McInerney and his colleagues analyzed the pangenome—a collection of all the DNA sequences of a given species, containing sequences common to all individuals—to answer a critical question: Can the evolutionary history of a genome determine its future trajectory?
The team used a machine learning method known as Random Forest with a data set of 2,500 complete genomes from a single bacterial species. To study this question, they spent several hundred thousand hours of computer processing.
By feeding the data into a computer, they were able to create “gene families” from every gene in every genome.
“In this way we were able to compare similar genomes,” added Maria Rosa Domingo-Sananes from Nottingham Trent University.
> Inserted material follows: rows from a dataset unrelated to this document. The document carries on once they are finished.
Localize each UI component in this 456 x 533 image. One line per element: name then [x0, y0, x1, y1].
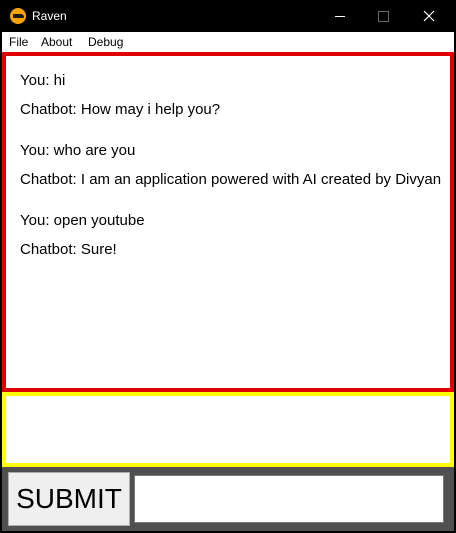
chat-message-bot: Chatbot: I am an application powered wit… — [20, 171, 442, 188]
menu-debug[interactable]: Debug — [88, 32, 123, 52]
menu-file[interactable]: File — [9, 32, 28, 52]
chat-message-bot: Chatbot: Sure! — [20, 241, 117, 258]
close-icon — [423, 10, 435, 22]
submit-button[interactable]: SUBMIT — [8, 472, 130, 526]
message-text-area[interactable] — [2, 392, 454, 467]
bottom-bar: SUBMIT — [2, 467, 454, 531]
maximize-button[interactable] — [360, 0, 406, 32]
window-title: Raven — [32, 9, 67, 23]
menu-about[interactable]: About — [41, 32, 72, 52]
minimize-button[interactable] — [317, 0, 363, 32]
chat-message-user: You: open youtube — [20, 212, 145, 229]
close-button[interactable] — [406, 0, 452, 32]
chat-message-bot: Chatbot: How may i help you? — [20, 101, 221, 118]
app-window: Raven File About Debug You: hi Chatbot: … — [0, 0, 456, 533]
raven-app-icon — [10, 8, 26, 24]
entry-field[interactable] — [134, 475, 444, 523]
client-area: You: hi Chatbot: How may i help you? You… — [2, 52, 454, 531]
title-bar[interactable]: Raven — [0, 0, 456, 32]
chat-message-user: You: hi — [20, 72, 66, 89]
chat-message-user: You: who are you — [20, 142, 136, 159]
chat-log[interactable]: You: hi Chatbot: How may i help you? You… — [2, 52, 454, 392]
chat-messages: You: hi Chatbot: How may i help you? You… — [20, 70, 441, 260]
menu-bar: File About Debug — [2, 32, 454, 52]
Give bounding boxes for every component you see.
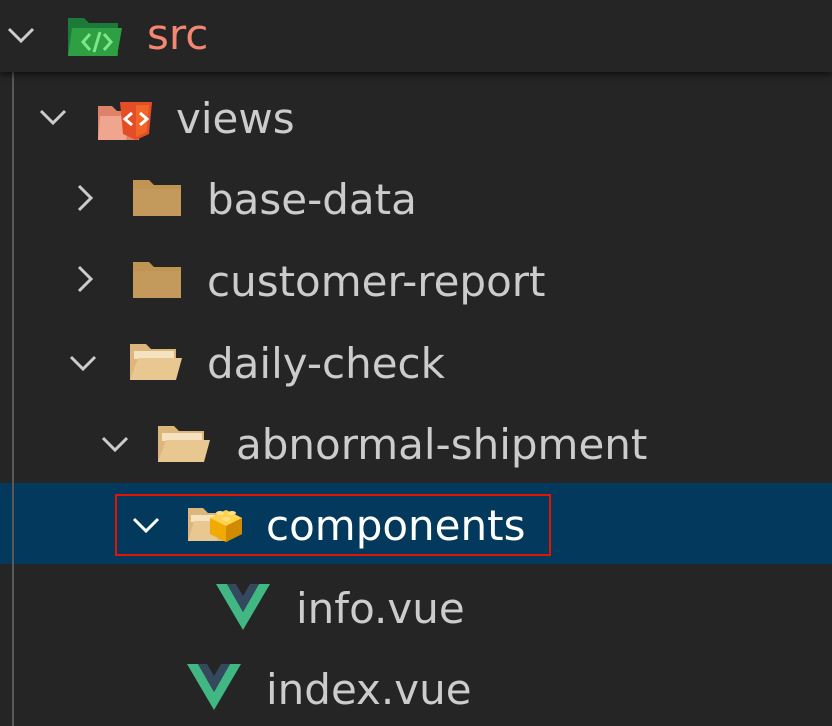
tree-item-daily-check[interactable]: daily-check	[0, 321, 832, 402]
tree-item-base-data[interactable]: base-data	[0, 159, 832, 240]
tree-item-src[interactable]: src	[0, 0, 832, 72]
chevron-down-icon[interactable]	[6, 20, 36, 50]
tree-item-label: info.vue	[296, 584, 465, 633]
tree-item-views[interactable]: views	[0, 78, 832, 159]
chevron-right-icon[interactable]	[70, 264, 100, 294]
folder-src-open-icon	[66, 10, 124, 60]
tree-item-label: abnormal-shipment	[236, 420, 648, 469]
tree-item-info-vue[interactable]: info.vue	[0, 564, 832, 645]
folder-views-open-icon	[96, 96, 156, 146]
tree-item-label: daily-check	[207, 339, 445, 388]
selection-highlight-box	[115, 494, 551, 556]
vue-icon	[187, 664, 241, 710]
tree-item-label: index.vue	[266, 665, 472, 714]
tree-item-label: customer-report	[207, 257, 546, 306]
tree-item-abnormal-shipment[interactable]: abnormal-shipment	[0, 402, 832, 483]
tree-item-label: views	[176, 94, 295, 143]
tree-item-label: base-data	[207, 175, 417, 224]
folder-closed-icon	[132, 177, 182, 219]
vue-icon	[216, 584, 270, 630]
file-explorer-tree: src views base-data customer-report dail…	[0, 0, 832, 726]
chevron-right-icon[interactable]	[70, 183, 100, 213]
folder-closed-icon	[132, 259, 182, 301]
chevron-down-icon[interactable]	[100, 429, 130, 459]
tree-item-index-vue[interactable]: index.vue	[0, 645, 832, 726]
chevron-down-icon[interactable]	[68, 348, 98, 378]
chevron-down-icon[interactable]	[38, 102, 68, 132]
tree-item-label: src	[147, 10, 209, 59]
tree-item-customer-report[interactable]: customer-report	[0, 240, 832, 321]
folder-open-icon	[156, 422, 212, 466]
indent-guide	[12, 72, 14, 726]
folder-open-icon	[128, 340, 184, 384]
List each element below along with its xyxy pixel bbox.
Once families were identified, it was possible to study how they were present in some genomes and absent in others.
“We found that some gene families never appeared in the genome if another gene family was already present there, and in other cases, some genes were very dependent on the presence of another gene family.”
Essentially, the study revealed an “invisible ecosystem” of genes that cooperate or compete with each other.
“These interactions between genes make some aspects of evolution somewhat predictable, and what’s more, we now have the tools to make these predictions,” Dr Domingo-Sananes added.
According to Dr Alan Bevan, also from the School of Life Sciences at the University of Nottingham, “Based on this work we can start to study which genes ‘maintain’, for example, the antibiotic resistance gene. So if we are trying to eliminate antibiotic resistance, we We can target not only the focal gene, but also the genes that support it.”
This approach can be used to synthesize new genetic constructs, “which could be used to develop new drugs or vaccines.” What we know now opens the door to many more discoveries,” Bevan added.
The implications are enormous and could lead to the creation of new genomes, with which scientists can design synthetic genomes and develop roadmaps for predictable manipulation of genetic material. They can also help scientists combat the rise of antibiotic resistance by helping us understand relationships between genes and create targeted treatments.
The findings could also influence the design of microorganisms designed to sequester carbon or decompose pollutants, which could help us combat climate change.
The study was published in the journal PNAS.